Once we were at a minute, 30 seconds got added on next. Then ten-second increments. Little by little, the torture was slowly creeping in.
Day 18 brought 2 minutes and 30 seconds to the table, and it was like a lifetime. So, what kept me going? I had read about the health benefits of better core strength, balance, more energy, a faster metabolism, improved mood, a reduction in injuries, and stronger back muscles.
The night before our final session, I held myself stationary for 4 minutes and 30 seconds while trying not to scream breathe. I had come a long way from a mere 20 seconds. Only one more day, and it was going to be the mother of them all. 5 minutes.
I woke up with the worse backache of my life! I crawled out of bed, unable to complete the final round. I could not believe that I had done the entire thing, only to be cut off on the very last day. Instead of realizing how far I had come, I only felt defeated that I couldn’t finish what I had started. I didn’t ever want to hear the word plank again.
In my walk spiritually, I have had these same moments where I knew I was to go a certain way, but then the path I was on led me in an entirely different direction. But that’s how living by faith goes. When you begin, you might not know the outcome.
In Proverbs 16:9, there is a good reminder that we are not in control and never will be:
We can make our plans, but the Lord determines our steps. (NLT)
It may be a tough pill to swallow at times, but if you want to live fully under the shadow of heaven’s wings, you have to conclude that it’s not all about you. Eyes are watching that see everything from a standpoint that we cannot, and our lives are meant to be used for the good of all humanity.

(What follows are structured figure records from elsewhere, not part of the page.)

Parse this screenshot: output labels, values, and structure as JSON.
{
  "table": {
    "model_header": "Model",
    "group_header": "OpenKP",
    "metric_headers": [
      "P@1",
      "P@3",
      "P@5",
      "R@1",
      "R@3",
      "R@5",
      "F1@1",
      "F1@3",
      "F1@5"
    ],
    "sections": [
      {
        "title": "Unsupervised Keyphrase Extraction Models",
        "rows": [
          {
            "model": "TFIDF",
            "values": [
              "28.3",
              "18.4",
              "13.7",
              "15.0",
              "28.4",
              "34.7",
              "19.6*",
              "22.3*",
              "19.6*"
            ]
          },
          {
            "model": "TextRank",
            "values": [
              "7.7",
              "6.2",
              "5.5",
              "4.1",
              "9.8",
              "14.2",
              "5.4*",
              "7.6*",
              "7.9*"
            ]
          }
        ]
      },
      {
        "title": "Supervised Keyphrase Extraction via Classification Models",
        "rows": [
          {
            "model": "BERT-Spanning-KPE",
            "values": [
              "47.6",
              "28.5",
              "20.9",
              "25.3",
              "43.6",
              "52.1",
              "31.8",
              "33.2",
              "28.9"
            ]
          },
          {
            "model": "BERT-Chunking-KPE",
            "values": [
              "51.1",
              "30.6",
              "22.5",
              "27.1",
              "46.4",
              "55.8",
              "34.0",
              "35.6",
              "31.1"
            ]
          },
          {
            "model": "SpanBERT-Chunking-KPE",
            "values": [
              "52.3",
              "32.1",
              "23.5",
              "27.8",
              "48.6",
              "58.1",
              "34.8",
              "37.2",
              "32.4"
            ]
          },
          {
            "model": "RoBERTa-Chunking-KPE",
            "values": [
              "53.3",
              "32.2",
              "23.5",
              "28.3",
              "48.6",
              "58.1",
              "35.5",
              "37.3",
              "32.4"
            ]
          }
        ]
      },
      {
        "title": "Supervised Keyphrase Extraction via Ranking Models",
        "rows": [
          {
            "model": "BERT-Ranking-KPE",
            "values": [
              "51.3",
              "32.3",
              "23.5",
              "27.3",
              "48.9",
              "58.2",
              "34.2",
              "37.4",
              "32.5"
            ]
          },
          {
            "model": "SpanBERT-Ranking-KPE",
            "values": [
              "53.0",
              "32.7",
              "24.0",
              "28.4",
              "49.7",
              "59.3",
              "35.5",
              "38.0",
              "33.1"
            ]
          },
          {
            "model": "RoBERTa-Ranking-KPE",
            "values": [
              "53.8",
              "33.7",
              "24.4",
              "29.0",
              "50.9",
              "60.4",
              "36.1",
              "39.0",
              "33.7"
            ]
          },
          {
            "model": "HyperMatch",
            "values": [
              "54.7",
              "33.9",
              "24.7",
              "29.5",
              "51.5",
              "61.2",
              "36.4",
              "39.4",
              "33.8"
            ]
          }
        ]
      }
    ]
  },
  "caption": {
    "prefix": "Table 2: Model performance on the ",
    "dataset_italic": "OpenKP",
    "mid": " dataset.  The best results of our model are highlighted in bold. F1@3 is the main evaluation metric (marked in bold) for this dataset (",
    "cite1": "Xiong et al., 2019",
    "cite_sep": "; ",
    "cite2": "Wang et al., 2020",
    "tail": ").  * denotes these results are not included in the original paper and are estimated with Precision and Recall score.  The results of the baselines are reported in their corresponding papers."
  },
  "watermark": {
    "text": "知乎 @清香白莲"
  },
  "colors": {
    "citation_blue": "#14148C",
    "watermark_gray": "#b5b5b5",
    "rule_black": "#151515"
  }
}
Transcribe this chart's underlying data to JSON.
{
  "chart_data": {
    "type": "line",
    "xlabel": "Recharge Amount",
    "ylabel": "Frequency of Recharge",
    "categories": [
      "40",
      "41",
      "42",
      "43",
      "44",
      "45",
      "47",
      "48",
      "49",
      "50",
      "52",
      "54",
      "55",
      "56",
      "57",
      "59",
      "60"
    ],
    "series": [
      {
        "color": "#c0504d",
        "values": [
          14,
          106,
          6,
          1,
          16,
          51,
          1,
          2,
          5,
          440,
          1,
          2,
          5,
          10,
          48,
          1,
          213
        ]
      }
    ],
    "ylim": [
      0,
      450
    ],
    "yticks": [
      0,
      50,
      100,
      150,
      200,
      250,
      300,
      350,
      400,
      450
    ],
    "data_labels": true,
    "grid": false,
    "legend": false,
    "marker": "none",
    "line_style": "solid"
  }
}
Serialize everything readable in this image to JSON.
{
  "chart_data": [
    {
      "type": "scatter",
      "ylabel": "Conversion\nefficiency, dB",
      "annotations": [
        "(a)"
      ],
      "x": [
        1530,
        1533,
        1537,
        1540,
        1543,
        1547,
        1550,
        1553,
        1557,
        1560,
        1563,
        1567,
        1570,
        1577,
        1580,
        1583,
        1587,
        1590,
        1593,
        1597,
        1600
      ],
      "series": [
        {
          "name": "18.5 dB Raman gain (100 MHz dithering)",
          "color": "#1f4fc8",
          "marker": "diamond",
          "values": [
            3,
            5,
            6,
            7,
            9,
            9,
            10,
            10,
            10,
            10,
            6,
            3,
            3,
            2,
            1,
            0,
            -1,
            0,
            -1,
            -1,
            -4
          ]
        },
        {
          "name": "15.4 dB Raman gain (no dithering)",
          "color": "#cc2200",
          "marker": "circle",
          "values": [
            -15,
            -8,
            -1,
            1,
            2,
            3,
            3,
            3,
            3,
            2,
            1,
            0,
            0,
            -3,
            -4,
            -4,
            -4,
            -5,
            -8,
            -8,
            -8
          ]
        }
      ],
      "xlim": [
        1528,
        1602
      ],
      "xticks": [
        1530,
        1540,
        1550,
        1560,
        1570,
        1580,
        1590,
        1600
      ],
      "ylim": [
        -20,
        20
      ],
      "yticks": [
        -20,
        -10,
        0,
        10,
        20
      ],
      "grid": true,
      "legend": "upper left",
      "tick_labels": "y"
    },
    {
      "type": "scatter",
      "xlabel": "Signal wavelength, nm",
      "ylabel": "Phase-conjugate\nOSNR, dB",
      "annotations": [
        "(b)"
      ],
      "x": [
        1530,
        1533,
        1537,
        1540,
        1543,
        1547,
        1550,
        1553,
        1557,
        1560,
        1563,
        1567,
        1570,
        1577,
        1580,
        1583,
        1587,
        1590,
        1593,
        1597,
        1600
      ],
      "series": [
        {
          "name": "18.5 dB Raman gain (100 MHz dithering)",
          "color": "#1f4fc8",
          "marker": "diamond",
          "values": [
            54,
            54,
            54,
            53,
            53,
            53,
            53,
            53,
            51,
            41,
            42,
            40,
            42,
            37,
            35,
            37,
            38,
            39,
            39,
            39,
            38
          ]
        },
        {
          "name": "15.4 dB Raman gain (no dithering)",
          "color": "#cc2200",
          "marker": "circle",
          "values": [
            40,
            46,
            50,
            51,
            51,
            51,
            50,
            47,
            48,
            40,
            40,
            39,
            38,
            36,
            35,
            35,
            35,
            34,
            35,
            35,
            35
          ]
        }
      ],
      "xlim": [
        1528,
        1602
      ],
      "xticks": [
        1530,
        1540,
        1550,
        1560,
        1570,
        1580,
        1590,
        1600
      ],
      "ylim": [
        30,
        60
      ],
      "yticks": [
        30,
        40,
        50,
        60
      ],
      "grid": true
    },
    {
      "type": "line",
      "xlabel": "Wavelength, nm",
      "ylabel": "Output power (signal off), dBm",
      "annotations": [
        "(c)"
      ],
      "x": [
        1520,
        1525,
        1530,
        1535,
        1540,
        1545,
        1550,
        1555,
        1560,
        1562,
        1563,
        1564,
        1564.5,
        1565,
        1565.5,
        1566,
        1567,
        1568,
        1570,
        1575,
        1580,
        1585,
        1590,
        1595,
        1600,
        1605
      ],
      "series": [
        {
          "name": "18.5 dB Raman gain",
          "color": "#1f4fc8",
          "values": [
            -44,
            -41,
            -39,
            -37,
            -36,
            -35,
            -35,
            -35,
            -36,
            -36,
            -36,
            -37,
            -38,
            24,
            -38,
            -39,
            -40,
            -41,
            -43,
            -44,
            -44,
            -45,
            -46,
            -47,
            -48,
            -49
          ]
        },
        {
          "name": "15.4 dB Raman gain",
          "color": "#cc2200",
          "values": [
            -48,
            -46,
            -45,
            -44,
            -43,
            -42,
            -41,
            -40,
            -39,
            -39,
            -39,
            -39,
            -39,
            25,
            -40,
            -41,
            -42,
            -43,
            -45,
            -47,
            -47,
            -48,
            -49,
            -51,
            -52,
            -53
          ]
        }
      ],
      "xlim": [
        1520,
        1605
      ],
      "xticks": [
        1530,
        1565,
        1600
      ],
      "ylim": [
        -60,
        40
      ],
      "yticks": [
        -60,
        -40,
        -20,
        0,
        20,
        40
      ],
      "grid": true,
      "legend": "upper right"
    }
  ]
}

Underused body parts will let you know when they are not comfortable, and there have been times when I have not felt secure as my abilities to see and hear the unseen realm are increasing. I didn’t want to be deemed different than others, so I hid the truth of who I am becoming so others don’t live in fear because of me. If you can’t explain it, you set yourself up for the judgment of others, and that’s fun.
Growth involves not staying where you have been, so there’s going to be letting go of old, worn-out ideas, saying goodbye to what doesn’t serve you anymore, and coming to know the potential you have always possessed. It can feel like you are dying, but you are not.
You are becoming your genuine self as you trust in the One who put you here to do a job, and you allow yourself to be stretched beyond what you thought you could handle, only to find out you can.
Remaining stagnant is always going to be an option, but there will never be fulfillment in that. The still, small voice will never stop pursuing, hoping to see you move forward into your best self as you shape up.